Desviando: Dias atrás eu li o prefácio do próprio autor, o socialista George Orwell, para a edição inglesa do livro "A Revolução dos Bichos". Aquela introdução foi escrita há aproximadamente 80 anos e ela descreve com tamanha precisão parte dos mesmos problemas que ainda enfrentamos atualmente. Vejamos um trecho:

"Além da conhecida noção marxista segundo a qual a 'liberdade burguesa' é uma ilusão, existe hoje uma difundida tendência a argumentar que a democracia só pode ser defendida por métodos totalitários. Se a pessoa tem apego pela democracia, diz o argumento, precisa esmagar seus inimigos lançando mão de qualquer meio. (...) Noutras palavras, a defesa da democracia envolve a destruição de qualquer independência de pensamento. Foi este o argumento usado, por exemplo, para justificar os expurgos na Rússia. (...) Essas pessoas não veem que, quando se endossam métodos totalitários, pode chegar um momento em que deixarão de ser usados a favor para se voltarem contra o individuo. Caso se transforme num hábito jogar fascistas na prisão sem julgamento, o processo talvez não se limite aos fascistas. (...) Mas pelo menos devíamos parar de aceitar absurdos em nome da defesa das liberdades contra o fascismo. A liberdade, se é que significa alguma coisa, significa o nosso direito de dizer às pessoas o que não querem ouvir.
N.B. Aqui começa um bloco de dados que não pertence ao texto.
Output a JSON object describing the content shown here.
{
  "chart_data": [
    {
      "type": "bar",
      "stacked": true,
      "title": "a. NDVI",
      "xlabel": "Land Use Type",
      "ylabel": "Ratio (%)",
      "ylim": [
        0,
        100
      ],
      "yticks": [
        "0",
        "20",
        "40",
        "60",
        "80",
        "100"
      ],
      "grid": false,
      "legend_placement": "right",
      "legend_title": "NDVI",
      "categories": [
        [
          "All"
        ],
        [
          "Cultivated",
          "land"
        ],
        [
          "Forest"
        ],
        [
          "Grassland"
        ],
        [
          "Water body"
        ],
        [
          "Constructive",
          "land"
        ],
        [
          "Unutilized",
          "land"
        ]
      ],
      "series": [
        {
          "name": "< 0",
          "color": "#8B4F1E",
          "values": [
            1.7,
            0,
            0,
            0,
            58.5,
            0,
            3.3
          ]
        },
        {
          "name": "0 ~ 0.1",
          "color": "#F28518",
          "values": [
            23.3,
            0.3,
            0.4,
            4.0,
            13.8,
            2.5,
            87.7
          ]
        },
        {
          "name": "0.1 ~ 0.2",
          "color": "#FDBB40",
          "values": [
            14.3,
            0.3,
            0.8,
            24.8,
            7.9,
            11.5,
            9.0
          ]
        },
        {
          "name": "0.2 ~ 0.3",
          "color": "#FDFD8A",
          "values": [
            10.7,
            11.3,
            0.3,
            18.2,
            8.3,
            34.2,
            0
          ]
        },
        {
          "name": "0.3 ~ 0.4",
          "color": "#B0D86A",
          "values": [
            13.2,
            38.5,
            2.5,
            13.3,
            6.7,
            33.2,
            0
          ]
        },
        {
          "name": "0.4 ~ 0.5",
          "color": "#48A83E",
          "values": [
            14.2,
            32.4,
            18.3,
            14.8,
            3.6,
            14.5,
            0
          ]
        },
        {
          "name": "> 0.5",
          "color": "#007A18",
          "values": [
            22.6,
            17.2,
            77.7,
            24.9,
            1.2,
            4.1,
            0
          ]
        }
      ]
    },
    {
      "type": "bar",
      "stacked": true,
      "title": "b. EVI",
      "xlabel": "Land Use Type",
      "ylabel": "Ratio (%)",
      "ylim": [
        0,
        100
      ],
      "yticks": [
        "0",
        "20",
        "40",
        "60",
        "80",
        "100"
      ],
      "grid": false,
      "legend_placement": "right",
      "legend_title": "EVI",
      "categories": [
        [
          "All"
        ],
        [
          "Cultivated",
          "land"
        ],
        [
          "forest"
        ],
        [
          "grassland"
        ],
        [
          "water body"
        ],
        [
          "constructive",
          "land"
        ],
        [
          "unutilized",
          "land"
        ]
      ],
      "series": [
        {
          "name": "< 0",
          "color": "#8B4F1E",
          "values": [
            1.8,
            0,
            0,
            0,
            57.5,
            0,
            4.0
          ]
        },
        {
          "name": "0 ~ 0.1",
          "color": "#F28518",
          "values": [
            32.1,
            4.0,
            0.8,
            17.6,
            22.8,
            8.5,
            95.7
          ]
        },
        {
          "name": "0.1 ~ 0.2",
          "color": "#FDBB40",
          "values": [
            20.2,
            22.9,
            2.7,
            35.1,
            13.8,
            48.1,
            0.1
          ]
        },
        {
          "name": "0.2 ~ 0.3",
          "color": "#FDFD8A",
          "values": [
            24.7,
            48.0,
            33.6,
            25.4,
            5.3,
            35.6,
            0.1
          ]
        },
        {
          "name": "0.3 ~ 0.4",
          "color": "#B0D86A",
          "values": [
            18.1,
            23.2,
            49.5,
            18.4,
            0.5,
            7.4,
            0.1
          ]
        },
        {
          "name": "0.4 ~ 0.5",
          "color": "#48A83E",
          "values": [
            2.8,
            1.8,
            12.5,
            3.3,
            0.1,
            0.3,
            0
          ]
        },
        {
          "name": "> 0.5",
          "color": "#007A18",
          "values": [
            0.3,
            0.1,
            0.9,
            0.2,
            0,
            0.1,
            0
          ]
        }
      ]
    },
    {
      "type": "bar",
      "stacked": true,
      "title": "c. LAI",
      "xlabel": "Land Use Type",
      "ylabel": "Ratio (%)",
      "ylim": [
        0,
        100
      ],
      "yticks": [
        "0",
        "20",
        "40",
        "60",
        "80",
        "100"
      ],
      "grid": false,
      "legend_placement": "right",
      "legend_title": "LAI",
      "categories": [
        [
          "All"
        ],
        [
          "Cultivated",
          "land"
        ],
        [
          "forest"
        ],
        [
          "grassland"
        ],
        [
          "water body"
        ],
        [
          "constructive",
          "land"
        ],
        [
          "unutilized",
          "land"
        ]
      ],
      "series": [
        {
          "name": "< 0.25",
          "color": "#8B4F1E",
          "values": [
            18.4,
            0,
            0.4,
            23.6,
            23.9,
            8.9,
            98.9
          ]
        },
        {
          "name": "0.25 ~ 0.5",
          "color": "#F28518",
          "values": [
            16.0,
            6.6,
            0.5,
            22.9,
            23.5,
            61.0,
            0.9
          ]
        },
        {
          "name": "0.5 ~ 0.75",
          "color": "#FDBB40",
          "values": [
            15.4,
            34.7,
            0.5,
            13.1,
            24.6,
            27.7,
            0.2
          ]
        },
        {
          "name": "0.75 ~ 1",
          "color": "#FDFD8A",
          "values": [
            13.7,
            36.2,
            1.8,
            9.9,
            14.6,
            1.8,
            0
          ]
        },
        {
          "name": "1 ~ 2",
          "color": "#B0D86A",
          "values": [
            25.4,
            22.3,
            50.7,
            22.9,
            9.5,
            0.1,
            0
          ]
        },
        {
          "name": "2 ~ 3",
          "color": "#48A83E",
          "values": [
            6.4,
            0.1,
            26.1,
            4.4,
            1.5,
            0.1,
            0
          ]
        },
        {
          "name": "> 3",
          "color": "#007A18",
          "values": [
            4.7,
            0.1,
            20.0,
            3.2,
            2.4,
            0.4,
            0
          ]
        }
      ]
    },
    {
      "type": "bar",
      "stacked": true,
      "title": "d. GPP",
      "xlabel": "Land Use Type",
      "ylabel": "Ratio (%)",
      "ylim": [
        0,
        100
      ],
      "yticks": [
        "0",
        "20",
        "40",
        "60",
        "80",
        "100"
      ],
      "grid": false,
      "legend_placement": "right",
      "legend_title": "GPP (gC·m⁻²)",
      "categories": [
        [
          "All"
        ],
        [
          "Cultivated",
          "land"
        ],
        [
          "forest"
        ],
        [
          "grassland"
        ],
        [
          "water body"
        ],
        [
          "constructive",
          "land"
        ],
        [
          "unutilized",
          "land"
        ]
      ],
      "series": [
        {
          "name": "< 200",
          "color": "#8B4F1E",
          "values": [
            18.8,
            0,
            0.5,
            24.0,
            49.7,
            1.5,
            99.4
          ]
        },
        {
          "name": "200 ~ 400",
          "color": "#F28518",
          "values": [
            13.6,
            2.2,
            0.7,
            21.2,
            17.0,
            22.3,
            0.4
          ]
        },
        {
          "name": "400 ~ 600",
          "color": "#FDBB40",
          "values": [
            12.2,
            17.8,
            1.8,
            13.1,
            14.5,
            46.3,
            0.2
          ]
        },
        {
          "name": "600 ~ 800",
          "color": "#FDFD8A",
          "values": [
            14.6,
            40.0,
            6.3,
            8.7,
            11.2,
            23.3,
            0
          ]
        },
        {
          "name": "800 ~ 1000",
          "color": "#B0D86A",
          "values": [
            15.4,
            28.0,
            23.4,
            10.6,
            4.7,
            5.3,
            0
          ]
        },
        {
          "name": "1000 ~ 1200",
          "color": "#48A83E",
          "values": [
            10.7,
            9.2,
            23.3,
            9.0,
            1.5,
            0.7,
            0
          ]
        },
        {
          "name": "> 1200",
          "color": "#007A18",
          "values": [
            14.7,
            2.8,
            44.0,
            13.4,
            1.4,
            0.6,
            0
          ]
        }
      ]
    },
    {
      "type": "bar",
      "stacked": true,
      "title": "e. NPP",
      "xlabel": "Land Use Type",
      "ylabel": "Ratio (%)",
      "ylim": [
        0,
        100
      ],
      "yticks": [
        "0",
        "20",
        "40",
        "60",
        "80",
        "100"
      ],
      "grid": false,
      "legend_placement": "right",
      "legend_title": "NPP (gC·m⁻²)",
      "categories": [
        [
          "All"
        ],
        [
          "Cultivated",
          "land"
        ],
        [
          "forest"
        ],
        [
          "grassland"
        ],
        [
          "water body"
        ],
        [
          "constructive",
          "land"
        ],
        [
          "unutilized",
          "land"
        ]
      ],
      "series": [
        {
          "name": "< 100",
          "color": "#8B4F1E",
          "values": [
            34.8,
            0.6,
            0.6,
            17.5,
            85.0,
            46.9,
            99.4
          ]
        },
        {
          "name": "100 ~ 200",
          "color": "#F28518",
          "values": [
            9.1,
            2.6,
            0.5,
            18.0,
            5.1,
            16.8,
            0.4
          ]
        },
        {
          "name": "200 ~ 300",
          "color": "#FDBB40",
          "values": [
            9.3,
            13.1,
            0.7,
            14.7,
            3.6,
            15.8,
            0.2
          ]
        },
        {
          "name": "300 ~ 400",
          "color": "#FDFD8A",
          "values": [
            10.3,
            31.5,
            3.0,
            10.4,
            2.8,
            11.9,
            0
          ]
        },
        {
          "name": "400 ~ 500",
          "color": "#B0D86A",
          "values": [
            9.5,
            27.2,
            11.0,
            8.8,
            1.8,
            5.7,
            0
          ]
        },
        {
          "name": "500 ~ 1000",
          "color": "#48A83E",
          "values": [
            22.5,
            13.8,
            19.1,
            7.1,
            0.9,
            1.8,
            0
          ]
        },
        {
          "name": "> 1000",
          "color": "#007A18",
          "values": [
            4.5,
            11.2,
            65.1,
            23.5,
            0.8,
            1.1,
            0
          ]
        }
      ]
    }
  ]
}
As pessoas comuns ainda acreditam vagamente nessa doutrina, e agem de acordo com ela."

Voltando: Pelo teor da minha escrita e para que não fiquem dúvidas, é necessário reiterar algo que já mencionei em alguns textos anteriores, como por exemplo, aqui, aqui e aqui. Enfim, eu não acredito que exista a mínima possibilidade de que a gente dê certo por nós mesmos. Receio que já tenhamos tentado todas as possibilidades. A citação de George Orwell deixa claro que os problemas tem se repetido dentro de um intervalo de apenas 80 anos. Porém, sem medo de errar, afirmo que desde que inventamos a escrita, há aproximadamente cinco mil anos, estamos apenas andando em círculos. Já vivemos todo tipo de sistema social-político-econômico. Já lançamos os dados tantas e tantas vezes. Faça um exercício mental, tente "ler" a história da Terra como se estivesse de fora dela. Tudo tem sido o mais puro trabalho de Sísifo. Então, fio-me na esperança de que a salvação venha de fora, pois é a única coisa que ainda não nos ocorreu.